Search code examples
machine-learningpredictionxgboost

xgboost: what data to use in the watchlist


When running xgboost to optimize its hyperparameters, is it right that I use my dev (validation) set in the watchlist AND to draw predictions from to check its performance? I also had a question about following this same process when using hyperopt to search hyperparameters.
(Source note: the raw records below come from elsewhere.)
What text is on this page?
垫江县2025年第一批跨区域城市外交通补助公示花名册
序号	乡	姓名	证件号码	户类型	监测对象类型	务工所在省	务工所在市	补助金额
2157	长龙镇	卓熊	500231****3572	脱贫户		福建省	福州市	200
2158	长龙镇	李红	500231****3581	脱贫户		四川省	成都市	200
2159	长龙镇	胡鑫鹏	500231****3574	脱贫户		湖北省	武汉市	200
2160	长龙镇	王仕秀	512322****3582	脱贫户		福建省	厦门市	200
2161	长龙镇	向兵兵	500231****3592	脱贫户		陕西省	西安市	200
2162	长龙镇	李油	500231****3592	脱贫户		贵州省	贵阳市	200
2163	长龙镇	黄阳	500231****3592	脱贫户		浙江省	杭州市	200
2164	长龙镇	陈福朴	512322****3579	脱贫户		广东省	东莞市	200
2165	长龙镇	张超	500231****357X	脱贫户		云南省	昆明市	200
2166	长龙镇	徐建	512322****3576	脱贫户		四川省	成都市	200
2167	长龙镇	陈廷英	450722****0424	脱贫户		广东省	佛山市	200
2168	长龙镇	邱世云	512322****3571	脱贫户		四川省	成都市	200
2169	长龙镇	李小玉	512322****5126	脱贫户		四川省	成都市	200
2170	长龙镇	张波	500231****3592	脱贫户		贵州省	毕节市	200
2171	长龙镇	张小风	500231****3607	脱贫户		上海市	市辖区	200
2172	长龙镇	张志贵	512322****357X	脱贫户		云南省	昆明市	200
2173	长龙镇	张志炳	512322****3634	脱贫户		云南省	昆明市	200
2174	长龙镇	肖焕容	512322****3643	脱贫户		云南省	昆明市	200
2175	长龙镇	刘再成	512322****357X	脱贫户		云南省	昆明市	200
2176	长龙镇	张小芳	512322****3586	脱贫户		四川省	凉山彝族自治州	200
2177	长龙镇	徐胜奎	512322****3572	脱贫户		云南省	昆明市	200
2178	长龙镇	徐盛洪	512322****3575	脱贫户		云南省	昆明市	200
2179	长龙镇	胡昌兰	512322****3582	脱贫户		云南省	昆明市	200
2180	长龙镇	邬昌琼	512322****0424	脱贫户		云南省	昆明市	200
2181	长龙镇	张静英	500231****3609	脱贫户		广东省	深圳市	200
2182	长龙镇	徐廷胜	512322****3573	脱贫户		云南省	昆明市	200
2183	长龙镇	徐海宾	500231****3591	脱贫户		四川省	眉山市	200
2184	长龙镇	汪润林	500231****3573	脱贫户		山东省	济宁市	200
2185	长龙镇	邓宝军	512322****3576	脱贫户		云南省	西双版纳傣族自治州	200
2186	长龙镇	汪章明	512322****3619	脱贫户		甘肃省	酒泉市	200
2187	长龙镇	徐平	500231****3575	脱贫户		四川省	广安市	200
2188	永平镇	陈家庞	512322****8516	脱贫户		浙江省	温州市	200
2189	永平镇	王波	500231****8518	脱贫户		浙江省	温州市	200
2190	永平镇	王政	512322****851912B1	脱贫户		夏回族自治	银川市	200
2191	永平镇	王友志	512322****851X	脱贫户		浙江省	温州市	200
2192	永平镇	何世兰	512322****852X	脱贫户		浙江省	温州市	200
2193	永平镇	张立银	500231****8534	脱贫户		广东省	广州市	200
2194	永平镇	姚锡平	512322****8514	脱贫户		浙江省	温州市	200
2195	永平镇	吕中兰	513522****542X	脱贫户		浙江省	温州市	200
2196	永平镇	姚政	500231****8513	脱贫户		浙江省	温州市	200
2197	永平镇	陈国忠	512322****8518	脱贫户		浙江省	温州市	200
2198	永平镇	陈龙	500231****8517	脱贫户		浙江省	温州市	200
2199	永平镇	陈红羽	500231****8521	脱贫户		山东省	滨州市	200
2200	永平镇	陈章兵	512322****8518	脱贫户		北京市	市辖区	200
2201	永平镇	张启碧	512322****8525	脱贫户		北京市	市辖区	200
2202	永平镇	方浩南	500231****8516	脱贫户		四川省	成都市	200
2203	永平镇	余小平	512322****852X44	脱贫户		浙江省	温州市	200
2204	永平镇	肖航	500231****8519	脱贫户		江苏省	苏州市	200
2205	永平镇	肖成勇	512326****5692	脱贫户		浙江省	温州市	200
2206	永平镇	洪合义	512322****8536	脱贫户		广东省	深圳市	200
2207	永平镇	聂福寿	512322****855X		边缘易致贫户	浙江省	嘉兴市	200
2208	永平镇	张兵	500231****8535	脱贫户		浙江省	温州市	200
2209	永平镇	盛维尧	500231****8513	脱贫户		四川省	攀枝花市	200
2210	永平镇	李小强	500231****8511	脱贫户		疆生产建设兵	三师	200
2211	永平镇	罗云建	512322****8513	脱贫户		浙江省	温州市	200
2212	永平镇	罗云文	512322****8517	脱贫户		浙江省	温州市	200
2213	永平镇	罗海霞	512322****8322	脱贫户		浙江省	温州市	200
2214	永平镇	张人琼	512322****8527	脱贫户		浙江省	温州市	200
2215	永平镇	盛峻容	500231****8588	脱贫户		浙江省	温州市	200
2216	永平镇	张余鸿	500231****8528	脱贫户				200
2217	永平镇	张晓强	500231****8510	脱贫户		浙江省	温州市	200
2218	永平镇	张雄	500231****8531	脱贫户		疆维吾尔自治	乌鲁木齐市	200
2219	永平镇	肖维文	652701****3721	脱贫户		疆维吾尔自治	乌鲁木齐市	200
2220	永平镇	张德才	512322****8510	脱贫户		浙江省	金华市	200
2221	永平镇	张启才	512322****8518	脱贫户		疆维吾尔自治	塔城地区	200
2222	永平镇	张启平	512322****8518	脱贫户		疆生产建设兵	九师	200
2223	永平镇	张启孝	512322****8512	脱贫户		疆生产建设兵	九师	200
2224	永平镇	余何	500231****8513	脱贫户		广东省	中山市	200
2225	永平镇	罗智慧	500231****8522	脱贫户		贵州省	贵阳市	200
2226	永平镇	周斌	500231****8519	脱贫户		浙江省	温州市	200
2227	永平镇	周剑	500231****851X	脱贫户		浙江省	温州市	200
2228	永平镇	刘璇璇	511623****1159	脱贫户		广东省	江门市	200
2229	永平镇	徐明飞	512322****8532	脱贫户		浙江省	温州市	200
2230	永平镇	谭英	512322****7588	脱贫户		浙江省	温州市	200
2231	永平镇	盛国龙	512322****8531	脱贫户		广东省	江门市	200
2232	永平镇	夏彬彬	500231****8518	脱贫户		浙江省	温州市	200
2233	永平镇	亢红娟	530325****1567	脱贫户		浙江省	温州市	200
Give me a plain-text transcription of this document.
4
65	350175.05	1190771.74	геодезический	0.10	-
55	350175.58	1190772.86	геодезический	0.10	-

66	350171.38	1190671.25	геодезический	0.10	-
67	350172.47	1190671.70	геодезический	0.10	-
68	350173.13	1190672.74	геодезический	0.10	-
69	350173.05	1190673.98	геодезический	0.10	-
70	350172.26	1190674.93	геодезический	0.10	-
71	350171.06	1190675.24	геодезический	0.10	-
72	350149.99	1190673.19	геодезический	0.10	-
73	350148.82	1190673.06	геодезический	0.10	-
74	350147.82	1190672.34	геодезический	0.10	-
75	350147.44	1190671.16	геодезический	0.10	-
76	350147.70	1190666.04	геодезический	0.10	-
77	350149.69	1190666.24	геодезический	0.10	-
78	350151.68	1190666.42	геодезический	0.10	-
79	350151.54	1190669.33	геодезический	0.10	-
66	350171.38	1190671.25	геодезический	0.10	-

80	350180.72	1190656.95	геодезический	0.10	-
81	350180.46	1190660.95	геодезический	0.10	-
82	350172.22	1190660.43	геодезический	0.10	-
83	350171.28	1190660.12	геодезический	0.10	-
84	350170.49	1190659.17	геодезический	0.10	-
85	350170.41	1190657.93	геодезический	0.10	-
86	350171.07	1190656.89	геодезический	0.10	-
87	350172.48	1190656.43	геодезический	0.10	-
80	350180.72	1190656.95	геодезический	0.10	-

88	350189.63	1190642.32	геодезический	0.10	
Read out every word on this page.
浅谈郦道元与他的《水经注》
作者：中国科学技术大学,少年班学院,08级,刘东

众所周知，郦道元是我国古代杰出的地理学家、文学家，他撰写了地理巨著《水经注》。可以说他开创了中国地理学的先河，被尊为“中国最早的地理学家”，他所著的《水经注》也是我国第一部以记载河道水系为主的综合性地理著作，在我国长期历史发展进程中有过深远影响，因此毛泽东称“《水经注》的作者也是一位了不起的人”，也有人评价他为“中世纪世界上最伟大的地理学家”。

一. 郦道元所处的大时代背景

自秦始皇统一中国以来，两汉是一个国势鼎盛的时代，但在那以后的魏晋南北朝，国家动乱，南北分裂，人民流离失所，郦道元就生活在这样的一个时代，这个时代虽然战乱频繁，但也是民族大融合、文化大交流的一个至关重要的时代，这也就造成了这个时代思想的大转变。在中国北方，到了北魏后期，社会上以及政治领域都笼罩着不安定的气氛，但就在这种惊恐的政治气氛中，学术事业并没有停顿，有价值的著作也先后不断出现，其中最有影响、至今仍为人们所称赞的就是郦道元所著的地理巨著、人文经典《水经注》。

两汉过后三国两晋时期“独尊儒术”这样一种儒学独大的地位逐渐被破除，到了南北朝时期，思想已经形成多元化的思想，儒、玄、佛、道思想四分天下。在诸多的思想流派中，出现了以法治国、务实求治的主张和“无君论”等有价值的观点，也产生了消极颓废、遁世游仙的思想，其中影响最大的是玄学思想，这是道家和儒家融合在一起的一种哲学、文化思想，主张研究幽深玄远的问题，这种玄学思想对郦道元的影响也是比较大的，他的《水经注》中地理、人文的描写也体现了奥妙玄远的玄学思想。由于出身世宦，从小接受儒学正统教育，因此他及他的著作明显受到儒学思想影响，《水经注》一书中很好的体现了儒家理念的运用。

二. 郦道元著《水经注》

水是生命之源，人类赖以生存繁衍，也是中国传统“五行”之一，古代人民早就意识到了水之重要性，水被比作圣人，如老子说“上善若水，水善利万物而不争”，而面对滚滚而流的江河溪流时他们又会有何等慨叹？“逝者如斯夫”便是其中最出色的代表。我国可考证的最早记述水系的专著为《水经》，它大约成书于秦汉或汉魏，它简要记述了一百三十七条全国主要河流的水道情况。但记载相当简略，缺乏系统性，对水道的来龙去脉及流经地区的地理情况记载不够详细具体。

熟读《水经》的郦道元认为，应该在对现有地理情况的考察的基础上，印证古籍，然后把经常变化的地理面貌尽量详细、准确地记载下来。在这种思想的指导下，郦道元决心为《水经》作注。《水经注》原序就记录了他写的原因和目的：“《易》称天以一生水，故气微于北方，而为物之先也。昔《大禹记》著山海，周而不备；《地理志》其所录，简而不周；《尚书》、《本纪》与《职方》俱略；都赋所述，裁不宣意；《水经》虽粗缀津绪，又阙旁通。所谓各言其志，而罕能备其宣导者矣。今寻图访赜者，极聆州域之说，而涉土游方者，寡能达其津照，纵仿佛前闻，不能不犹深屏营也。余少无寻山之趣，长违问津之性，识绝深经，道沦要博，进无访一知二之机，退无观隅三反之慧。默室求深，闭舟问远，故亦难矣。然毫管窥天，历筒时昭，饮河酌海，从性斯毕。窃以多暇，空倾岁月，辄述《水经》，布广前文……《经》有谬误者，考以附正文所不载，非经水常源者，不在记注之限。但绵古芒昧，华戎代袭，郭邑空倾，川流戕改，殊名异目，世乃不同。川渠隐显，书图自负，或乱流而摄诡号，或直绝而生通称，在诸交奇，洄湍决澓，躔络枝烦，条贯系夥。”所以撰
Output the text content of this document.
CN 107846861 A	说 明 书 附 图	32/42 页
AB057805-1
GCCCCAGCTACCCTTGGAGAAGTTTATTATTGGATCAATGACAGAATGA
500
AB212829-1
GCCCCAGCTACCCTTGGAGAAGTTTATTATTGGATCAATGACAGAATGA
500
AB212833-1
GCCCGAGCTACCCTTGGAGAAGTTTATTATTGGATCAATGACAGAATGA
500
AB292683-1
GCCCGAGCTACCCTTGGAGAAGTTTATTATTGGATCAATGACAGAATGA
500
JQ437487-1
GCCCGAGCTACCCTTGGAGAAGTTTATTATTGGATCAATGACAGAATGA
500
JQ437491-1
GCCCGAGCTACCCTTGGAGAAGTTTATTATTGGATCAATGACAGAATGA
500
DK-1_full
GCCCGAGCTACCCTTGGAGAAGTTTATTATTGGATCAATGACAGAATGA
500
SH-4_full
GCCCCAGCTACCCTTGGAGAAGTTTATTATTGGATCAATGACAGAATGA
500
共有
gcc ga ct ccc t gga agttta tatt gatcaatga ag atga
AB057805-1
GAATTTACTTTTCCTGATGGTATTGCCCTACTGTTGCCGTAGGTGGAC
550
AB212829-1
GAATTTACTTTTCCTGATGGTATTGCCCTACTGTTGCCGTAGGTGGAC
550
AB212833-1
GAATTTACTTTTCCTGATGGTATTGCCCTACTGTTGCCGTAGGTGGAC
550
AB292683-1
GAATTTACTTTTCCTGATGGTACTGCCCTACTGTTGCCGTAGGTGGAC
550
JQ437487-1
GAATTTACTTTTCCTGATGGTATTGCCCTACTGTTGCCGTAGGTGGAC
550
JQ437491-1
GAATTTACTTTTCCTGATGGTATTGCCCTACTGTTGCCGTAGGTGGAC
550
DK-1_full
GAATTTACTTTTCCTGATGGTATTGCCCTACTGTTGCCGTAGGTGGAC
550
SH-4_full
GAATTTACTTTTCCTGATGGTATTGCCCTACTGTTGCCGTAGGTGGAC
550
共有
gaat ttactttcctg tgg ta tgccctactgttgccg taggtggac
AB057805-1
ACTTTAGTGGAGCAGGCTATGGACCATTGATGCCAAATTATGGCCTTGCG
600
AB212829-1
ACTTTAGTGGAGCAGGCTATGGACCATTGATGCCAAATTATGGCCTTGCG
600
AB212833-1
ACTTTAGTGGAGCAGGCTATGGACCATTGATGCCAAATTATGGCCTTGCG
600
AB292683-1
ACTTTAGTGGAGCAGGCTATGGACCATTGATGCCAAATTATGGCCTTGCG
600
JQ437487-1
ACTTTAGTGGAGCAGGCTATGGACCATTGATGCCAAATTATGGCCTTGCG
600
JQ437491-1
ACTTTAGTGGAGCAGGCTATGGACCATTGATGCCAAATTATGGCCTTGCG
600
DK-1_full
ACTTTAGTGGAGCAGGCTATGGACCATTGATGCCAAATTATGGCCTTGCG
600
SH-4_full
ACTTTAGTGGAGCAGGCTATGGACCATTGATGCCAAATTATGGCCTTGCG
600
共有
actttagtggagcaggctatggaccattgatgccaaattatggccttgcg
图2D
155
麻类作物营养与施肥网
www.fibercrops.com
I am wondering if this is right because it is impressed that we never use the test set for anything other than to make a final prediction at the end. Thanks for your time.

# prepare xgboost data
xg_train = xgb.DMatrix(X_train, label=y_train)
xg_test = xgb.DMatrix(X_test, label=y_test)
xg_dev = xgb.DMatrix(X_dev, label=y_dev)

# validations set to watch performance
watchlist = [(xg_train,'train'), (xg_dev,'eval')]

# validation results
evals_results = {}

# boost
bst = xgb.train(params=param,
                dtrain=xg_train,
                num_boost_round=5000,
                evals=watchlist,
                evals_result=evals_results,
                early_stopping_rounds=100)

# generate scores
predicted_y = bst.predict(xg_dev, ntree_limit=bst.best_iteration)
current_score = f1_score(y_dev, np.round(predicted_y), average='weighted')

Solution

  • Chiming in to answer the question: yes the intuition is correct. Use the dev set to watch the training performance.